Nur manchmal spürt sie auch heute noch den Schmerz, den die ungewollte Kinderlosigkeit verursacht. "Wenn es in der Mädelsrunde mal wieder nur um Kindererziehung geht, dann fühle ich mich auch heute noch manchmal fremd und es ist so, als würde ich nicht dazu gehören." 

Heute arbeitet Andrea als Coachin und unterstützt andere Frauen beim Abschied vom Kinderwunsch. Ihr neues Leben bezeichnet sie inzwischen auch ohne Kinder als erfüllend: "Mittlerweile geht es mir sehr gut damit, weil ich erkannt habe, dass alles genau so gekommen ist, wie es kommen sollte."

Ihre Erfahrungen hat Andrea in einem Buch verarbeitet, in dem ihre Erfahrungen schildert und anderen Betroffenen Mut macht:

Was ist Endometriose?

Endometriose ist eine chronische Erkrankung, bei der Gewebe, das normalerweise die Gebärmutter auskleidet, außerhalb der Gebärmutter wächst. Dieses Gewebe, das als Endometrium bezeichnet wird, kann sich in verschiedenen Bereichen des Beckens ansiedeln, wie den Eierstöcken, Eileitern, dem Bauchraum oder sogar in entfernteren Organen wie dem Darm oder der Blase.

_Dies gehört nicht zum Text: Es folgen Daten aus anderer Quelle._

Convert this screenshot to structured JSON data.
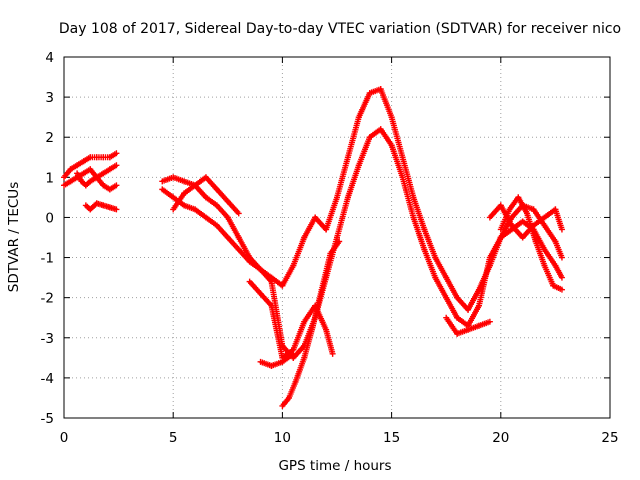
{
  "chart_data": {
    "type": "scatter",
    "title": "Day 108 of 2017, Sidereal Day-to-day VTEC variation (SDTVAR) for receiver nico",
    "xlabel": "GPS time / hours",
    "ylabel": "SDTVAR / TECUs",
    "xlim": [
      0,
      25
    ],
    "ylim": [
      -5,
      4
    ],
    "xticks": [
      "0",
      "5",
      "10",
      "15",
      "20",
      "25"
    ],
    "yticks": [
      "-5",
      "-4",
      "-3",
      "-2",
      "-1",
      "0",
      "1",
      "2",
      "3",
      "4"
    ],
    "grid": true,
    "legend": "none",
    "marker": "plus",
    "color": "#ff0000",
    "series": [
      {
        "x": [
          0.0,
          0.3,
          0.6,
          0.9,
          1.2,
          1.5,
          1.8,
          2.1,
          2.4
        ],
        "values": [
          1.0,
          1.2,
          1.3,
          1.4,
          1.5,
          1.5,
          1.5,
          1.5,
          1.6
        ]
      },
      {
        "x": [
          0.0,
          0.3,
          0.6,
          0.9,
          1.2,
          1.5,
          1.8,
          2.1,
          2.4
        ],
        "values": [
          0.8,
          0.9,
          1.0,
          1.1,
          1.2,
          1.0,
          0.8,
          0.7,
          0.8
        ]
      },
      {
        "x": [
          0.6,
          0.8,
          1.0,
          1.2,
          1.5,
          1.8,
          2.1,
          2.4
        ],
        "values": [
          1.1,
          0.9,
          0.8,
          0.9,
          1.0,
          1.1,
          1.2,
          1.3
        ]
      },
      {
        "x": [
          1.0,
          1.2,
          1.5,
          1.8,
          2.1,
          2.4
        ],
        "values": [
          0.3,
          0.2,
          0.35,
          0.3,
          0.25,
          0.2
        ]
      },
      {
        "x": [
          4.5,
          5.0,
          5.5,
          6.0,
          6.5,
          7.0,
          7.5,
          8.0,
          8.5,
          9.0,
          9.5,
          10.0,
          10.5,
          11.0,
          11.5,
          12.0,
          12.5,
          13.0,
          13.5,
          14.0,
          14.5,
          15.0,
          15.5,
          16.0,
          16.5,
          17.0,
          17.5,
          18.0,
          18.5,
          19.0,
          19.5,
          20.0,
          20.5,
          21.0,
          21.5,
          22.0,
          22.5,
          22.8
        ],
        "values": [
          0.9,
          1.0,
          0.9,
          0.8,
          0.5,
          0.3,
          0.0,
          -0.5,
          -1.0,
          -1.3,
          -1.5,
          -1.7,
          -1.2,
          -0.5,
          0.0,
          -0.3,
          0.5,
          1.5,
          2.5,
          3.1,
          3.2,
          2.5,
          1.5,
          0.5,
          -0.3,
          -1.0,
          -1.5,
          -2.0,
          -2.3,
          -1.8,
          -1.2,
          -0.5,
          0.0,
          0.3,
          0.2,
          -0.2,
          -0.6,
          -1.0
        ]
      },
      {
        "x": [
          4.5,
          5.0,
          5.5,
          6.0,
          6.5,
          7.0,
          7.5,
          8.0,
          8.5,
          9.0,
          9.5,
          10.0,
          10.5,
          11.0,
          11.5,
          12.0,
          12.5,
          13.0,
          13.5,
          14.0,
          14.5,
          15.0,
          15.5,
          16.0,
          16.5,
          17.0,
          17.5,
          18.0,
          18.5,
          19.0,
          19.5,
          20.0,
          20.5,
          21.0,
          21.5,
          22.0,
          22.5,
          22.8
        ],
        "values": [
          0.7,
          0.5,
          0.3,
          0.2,
          0.0,
          -0.2,
          -0.5,
          -0.8,
          -1.1,
          -1.3,
          -1.6,
          -3.2,
          -3.5,
          -3.2,
          -2.5,
          -1.5,
          -0.5,
          0.5,
          1.3,
          2.0,
          2.2,
          1.8,
          1.0,
          0.0,
          -0.8,
          -1.5,
          -2.0,
          -2.5,
          -2.7,
          -2.2,
          -1.0,
          -0.5,
          -0.3,
          -0.1,
          -0.3,
          -0.8,
          -1.2,
          -1.5
        ]
      },
      {
        "x": [
          5.0,
          5.5,
          6.0,
          6.5,
          7.0,
          7.5,
          8.0
        ],
        "values": [
          0.2,
          0.6,
          0.8,
          1.0,
          0.7,
          0.4,
          0.1
        ]
      },
      {
        "x": [
          8.5,
          9.0,
          9.5,
          10.0,
          10.5,
          11.0,
          11.5,
          12.0,
          12.3
        ],
        "values": [
          -1.6,
          -1.9,
          -2.2,
          -3.5,
          -3.3,
          -2.6,
          -2.2,
          -2.8,
          -3.4
        ]
      },
      {
        "x": [
          10.0,
          10.3,
          10.6,
          11.0,
          11.4,
          11.8,
          12.2,
          12.6
        ],
        "values": [
          -4.7,
          -4.5,
          -4.1,
          -3.5,
          -2.7,
          -1.8,
          -0.9,
          -0.6
        ]
      },
      {
        "x": [
          9.0,
          9.5,
          10.0,
          10.5
        ],
        "values": [
          -3.6,
          -3.7,
          -3.6,
          -3.4
        ]
      },
      {
        "x": [
          17.5,
          18.0,
          18.5,
          19.0,
          19.5
        ],
        "values": [
          -2.5,
          -2.9,
          -2.8,
          -2.7,
          -2.6
        ]
      },
      {
        "x": [
          20.0,
          20.4,
          20.8,
          21.2,
          21.6,
          22.0,
          22.4,
          22.8
        ],
        "values": [
          -0.3,
          0.2,
          0.5,
          0.1,
          -0.6,
          -1.2,
          -1.7,
          -1.8
        ]
      },
      {
        "x": [
          19.5,
          20.0,
          20.5,
          21.0,
          21.5,
          22.0,
          22.5,
          22.8
        ],
        "values": [
          0.0,
          0.3,
          -0.2,
          -0.5,
          -0.2,
          0.0,
          0.2,
          -0.3
        ]
      }
    ]
  }
}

Die genaue Ursache der Endometriose ist unbekannt, aber es wird angenommen, dass sie mit genetischen, hormonellen und immunologischen Faktoren zusammenhängt. Die Symptome können von Frau zu Frau variieren, aber häufige Anzeichen sind starke Menstruationsschmerzen, Schmerzen beim Geschlechtsverkehr, chronische Beckenschmerzen, Unfruchtbarkeit und Verdauungsprobleme.

Endometriose ist eine häufige Erkrankung, die schätzungsweise zehn Prozent der Frauen im gebärfähigen Alter betrifft. Es kann in jedem Alter auftreten, tritt jedoch am häufigsten bei Frauen zwischen 25 und 40 Jahren auf. Es ist wichtig zu beachten, dass die Diagnose oft verzögert wird, da die Symptome mit anderen Erkrankungen verwechselt werden können oder als normale Menstruationsbeschwerden abgetan werden. Eine frühzeitige Diagnose und Behandlung sind jedoch wichtig, um die Symptome zu lindern und mögliche Komplikationen zu vermeiden.